NextFin news, Gold prices reached an unprecedented peak of $3,747 per ounce on Monday, September 22, 2025, marking a new record high. This surge was driven by investors' reactions to the fading bets on Federal Reserve interest rate cuts and a corresponding decline in the US dollar's value.
The rally in gold reflects growing economic uncertainty and a flight to safety among global investors. Market participants are closely watching upcoming inflation data and Federal Reserve officials' statements for further clues on monetary policy direction.
According to FXStreet, the drop in expectations for Fed rate cuts has weakened the US dollar, which traditionally moves inversely to gold prices. This dynamic has bolstered gold's appeal as a store of value amid concerns about inflation and geopolitical risks.
Market analysts note that despite the record highs, the gold rally is supported by strong physical demand, particularly from major consumers such as China and India. China's non-monetary gold imports surged to 104 tonnes in July, well above the five-year average, underscoring robust demand in key markets.

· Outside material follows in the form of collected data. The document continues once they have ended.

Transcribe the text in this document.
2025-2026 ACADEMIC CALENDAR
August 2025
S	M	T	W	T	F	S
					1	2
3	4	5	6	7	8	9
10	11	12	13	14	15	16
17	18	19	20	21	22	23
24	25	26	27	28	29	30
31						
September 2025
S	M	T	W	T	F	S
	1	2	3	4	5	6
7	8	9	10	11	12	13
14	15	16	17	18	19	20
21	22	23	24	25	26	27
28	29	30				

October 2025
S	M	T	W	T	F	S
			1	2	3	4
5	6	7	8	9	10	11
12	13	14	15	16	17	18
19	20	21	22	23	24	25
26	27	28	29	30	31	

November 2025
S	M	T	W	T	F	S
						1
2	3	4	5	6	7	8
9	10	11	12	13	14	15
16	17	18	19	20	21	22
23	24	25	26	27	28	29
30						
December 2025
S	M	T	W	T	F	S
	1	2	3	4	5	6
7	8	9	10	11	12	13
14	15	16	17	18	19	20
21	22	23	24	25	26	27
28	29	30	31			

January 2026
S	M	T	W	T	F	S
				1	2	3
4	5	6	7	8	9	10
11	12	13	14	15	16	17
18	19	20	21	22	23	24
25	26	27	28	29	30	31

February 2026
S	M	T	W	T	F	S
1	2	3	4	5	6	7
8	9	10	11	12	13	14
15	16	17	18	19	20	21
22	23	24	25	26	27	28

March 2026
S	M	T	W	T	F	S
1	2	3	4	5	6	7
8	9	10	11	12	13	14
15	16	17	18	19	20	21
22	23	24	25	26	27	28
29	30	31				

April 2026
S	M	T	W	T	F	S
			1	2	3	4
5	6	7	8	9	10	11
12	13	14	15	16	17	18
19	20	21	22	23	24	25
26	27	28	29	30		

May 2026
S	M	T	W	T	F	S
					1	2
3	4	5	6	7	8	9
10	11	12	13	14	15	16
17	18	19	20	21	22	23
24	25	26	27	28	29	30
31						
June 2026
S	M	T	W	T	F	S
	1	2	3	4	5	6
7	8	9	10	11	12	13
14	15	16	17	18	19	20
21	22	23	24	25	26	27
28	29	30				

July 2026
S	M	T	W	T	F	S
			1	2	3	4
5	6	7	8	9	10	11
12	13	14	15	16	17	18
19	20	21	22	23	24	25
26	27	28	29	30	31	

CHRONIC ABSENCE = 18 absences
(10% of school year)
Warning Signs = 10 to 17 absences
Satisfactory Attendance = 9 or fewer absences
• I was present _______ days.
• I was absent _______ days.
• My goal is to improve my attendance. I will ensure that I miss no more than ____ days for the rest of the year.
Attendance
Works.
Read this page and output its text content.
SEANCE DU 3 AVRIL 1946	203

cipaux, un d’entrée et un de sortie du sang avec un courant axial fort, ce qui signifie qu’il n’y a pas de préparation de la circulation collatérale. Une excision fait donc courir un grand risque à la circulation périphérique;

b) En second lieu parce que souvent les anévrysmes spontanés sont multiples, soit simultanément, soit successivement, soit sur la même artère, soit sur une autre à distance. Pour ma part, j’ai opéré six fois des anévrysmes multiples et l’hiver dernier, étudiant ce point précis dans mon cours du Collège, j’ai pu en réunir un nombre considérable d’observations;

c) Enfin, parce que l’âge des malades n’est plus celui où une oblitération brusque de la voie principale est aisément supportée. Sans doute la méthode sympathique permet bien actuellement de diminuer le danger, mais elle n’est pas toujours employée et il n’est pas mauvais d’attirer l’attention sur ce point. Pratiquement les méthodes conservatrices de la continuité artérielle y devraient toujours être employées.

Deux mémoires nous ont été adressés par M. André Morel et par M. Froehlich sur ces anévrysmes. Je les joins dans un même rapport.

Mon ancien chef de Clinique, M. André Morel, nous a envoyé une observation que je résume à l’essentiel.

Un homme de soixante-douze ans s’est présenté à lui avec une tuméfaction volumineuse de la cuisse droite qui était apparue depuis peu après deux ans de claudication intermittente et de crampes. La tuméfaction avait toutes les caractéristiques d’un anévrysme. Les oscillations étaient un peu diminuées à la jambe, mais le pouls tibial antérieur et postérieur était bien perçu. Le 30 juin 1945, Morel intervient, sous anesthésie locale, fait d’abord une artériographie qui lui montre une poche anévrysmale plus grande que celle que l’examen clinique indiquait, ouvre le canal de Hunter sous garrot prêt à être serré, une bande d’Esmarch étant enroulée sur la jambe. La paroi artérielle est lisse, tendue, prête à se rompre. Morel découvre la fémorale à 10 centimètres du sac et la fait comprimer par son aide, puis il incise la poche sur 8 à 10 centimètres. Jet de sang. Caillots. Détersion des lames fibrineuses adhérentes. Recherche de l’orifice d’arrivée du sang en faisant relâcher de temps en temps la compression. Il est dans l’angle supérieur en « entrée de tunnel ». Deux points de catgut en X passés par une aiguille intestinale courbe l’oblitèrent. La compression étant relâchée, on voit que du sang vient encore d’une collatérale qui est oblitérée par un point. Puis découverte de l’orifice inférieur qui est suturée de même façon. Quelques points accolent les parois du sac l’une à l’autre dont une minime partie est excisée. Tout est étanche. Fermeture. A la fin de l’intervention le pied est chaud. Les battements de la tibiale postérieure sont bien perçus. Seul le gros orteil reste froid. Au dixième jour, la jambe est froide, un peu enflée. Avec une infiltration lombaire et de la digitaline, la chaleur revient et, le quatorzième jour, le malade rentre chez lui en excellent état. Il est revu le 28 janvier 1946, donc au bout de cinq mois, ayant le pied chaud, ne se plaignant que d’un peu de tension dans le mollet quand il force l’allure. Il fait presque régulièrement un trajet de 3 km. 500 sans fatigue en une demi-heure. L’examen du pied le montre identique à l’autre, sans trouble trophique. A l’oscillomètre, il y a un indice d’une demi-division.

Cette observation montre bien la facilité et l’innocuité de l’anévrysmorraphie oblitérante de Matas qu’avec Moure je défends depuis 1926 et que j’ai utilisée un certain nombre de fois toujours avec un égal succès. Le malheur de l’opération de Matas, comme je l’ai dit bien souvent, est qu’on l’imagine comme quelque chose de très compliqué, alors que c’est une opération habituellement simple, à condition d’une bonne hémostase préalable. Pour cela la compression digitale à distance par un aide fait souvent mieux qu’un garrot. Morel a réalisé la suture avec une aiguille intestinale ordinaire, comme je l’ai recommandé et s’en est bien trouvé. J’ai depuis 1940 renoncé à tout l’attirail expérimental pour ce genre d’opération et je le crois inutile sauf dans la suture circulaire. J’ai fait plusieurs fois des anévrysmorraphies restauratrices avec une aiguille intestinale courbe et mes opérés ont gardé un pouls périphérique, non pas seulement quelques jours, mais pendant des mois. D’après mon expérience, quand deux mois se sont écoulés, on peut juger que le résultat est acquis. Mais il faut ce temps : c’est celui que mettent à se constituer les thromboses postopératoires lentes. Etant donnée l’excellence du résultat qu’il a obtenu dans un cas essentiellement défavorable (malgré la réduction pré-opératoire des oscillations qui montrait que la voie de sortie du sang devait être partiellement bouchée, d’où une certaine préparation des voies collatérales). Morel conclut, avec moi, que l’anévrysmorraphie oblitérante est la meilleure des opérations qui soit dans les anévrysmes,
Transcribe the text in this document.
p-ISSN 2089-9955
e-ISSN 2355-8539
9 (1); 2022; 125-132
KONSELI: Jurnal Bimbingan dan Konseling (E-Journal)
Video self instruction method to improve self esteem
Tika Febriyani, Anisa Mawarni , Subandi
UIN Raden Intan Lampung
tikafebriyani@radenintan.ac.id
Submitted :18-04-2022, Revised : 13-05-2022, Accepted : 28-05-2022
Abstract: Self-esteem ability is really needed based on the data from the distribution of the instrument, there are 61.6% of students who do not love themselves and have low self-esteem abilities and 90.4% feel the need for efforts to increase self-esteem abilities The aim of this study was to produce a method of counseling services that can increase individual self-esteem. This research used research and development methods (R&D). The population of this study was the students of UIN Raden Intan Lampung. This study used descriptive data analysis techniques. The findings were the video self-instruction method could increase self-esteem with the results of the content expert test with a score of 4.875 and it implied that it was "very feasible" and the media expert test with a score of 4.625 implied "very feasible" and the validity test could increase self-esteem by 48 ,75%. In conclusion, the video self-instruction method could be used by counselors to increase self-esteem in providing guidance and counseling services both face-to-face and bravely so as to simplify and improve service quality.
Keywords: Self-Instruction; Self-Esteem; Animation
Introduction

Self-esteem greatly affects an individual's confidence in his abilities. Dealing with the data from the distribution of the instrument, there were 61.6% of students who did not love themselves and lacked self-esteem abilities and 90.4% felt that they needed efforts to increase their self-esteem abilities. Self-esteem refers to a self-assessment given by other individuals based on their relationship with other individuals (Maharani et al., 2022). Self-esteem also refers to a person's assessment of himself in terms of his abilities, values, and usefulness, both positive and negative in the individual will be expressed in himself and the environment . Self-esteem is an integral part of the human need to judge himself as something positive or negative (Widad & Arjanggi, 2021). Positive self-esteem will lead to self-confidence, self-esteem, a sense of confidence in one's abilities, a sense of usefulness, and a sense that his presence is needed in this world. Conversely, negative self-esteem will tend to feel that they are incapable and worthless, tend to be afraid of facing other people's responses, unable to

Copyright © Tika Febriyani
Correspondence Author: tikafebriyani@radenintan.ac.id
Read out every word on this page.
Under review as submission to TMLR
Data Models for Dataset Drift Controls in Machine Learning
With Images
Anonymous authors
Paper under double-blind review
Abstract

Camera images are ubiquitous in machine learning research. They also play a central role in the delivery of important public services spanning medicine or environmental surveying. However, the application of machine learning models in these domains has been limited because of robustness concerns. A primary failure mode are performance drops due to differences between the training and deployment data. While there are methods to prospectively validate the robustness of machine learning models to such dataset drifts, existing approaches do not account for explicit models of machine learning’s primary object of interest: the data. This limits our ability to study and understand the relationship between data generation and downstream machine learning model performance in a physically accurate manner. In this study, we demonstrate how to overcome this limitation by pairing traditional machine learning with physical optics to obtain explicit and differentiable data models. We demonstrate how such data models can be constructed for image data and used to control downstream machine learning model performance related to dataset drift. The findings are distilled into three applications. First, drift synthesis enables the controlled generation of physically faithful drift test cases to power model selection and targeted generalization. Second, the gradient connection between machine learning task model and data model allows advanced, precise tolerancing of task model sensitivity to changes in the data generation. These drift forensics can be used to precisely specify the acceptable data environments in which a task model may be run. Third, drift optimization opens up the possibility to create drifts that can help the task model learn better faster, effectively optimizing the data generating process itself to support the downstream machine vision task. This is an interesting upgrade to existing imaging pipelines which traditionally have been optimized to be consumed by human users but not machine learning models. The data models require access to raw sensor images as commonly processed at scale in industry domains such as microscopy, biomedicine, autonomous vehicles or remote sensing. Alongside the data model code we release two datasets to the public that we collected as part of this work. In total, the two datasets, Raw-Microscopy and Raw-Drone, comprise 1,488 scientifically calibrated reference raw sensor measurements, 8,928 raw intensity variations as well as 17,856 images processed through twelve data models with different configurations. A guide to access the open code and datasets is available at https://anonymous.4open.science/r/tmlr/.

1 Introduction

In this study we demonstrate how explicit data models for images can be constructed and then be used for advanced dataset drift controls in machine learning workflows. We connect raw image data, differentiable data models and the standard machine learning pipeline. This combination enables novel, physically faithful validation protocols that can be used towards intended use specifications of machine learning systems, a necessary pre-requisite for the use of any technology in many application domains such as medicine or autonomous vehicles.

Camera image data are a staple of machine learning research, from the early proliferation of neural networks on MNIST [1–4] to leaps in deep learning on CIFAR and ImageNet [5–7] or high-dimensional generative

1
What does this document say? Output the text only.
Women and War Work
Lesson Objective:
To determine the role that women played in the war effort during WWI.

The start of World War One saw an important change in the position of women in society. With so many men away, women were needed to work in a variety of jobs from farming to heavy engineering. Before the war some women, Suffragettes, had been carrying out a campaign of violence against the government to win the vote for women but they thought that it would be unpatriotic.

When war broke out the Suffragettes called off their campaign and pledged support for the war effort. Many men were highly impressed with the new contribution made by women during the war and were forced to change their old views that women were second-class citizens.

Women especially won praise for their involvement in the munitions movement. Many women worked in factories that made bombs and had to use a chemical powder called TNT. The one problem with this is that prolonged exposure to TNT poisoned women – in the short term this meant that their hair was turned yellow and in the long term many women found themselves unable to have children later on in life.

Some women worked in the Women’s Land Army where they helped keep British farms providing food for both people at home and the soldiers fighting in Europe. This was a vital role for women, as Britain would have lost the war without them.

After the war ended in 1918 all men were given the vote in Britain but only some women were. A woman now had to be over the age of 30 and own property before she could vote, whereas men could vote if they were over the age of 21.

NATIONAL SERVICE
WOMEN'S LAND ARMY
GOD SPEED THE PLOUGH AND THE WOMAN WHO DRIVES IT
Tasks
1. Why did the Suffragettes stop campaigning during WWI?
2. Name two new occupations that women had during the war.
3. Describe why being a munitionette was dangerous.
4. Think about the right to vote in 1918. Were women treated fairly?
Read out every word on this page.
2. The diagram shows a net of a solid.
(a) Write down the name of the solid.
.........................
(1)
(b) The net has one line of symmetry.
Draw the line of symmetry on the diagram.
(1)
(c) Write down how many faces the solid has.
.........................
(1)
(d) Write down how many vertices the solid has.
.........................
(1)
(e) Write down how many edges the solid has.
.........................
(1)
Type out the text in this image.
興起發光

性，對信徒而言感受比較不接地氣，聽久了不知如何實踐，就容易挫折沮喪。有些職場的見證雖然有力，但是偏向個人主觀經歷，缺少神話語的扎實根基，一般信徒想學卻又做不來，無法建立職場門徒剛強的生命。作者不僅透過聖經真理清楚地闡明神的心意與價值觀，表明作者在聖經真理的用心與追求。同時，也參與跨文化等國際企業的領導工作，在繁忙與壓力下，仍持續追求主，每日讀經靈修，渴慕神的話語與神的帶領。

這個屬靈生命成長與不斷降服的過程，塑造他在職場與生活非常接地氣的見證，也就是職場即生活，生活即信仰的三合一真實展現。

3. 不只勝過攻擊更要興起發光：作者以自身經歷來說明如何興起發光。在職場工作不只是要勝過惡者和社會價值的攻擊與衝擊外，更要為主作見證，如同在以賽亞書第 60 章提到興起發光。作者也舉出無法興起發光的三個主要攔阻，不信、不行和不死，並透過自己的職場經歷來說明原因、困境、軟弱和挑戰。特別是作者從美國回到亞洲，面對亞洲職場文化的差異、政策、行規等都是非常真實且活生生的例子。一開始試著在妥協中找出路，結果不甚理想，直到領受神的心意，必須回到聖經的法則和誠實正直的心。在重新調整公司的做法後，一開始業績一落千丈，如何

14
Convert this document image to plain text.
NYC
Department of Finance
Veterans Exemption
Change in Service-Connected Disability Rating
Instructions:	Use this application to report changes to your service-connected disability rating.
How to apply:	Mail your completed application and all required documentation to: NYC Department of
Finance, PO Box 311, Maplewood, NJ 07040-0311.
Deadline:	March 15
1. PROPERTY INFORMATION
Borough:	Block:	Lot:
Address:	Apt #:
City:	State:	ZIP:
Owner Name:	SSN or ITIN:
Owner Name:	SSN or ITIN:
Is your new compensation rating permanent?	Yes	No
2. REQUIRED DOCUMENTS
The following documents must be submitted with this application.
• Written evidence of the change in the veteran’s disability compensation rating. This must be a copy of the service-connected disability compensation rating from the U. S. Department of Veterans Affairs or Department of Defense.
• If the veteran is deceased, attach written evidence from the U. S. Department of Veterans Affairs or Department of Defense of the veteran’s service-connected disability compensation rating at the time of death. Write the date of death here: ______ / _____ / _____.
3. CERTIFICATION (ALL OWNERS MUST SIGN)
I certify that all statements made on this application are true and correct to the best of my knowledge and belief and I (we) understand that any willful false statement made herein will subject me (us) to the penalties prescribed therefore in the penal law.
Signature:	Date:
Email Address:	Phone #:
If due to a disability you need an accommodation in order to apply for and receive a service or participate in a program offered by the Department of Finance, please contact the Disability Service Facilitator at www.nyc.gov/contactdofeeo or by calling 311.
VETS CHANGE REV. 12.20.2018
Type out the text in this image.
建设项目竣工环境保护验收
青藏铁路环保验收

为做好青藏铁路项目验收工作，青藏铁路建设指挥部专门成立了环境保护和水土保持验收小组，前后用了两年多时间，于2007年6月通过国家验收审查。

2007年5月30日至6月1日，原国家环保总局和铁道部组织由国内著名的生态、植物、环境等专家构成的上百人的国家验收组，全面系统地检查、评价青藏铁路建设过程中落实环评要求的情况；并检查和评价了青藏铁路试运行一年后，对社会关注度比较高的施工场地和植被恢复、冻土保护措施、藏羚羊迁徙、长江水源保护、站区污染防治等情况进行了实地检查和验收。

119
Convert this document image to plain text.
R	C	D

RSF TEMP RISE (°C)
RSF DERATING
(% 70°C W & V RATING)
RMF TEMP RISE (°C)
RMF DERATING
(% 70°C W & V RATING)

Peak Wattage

Ryan Detrick, chief market strategist at Carson Research, commented on the trend, stating, "This is simply amazing, but it also shows we aren’t anywhere close to gold fever yet," highlighting that a significant portion of fund managers still hold no gold allocation, indicating potential for further price gains.
The gold price increase also coincides with concerns over the US government's rising debt, which recently surpassed $37 trillion, adding to the metal's safe-haven status.
Investors and analysts will continue to monitor Federal Reserve policy signals and economic data releases in the coming weeks to gauge the sustainability of gold's record rally.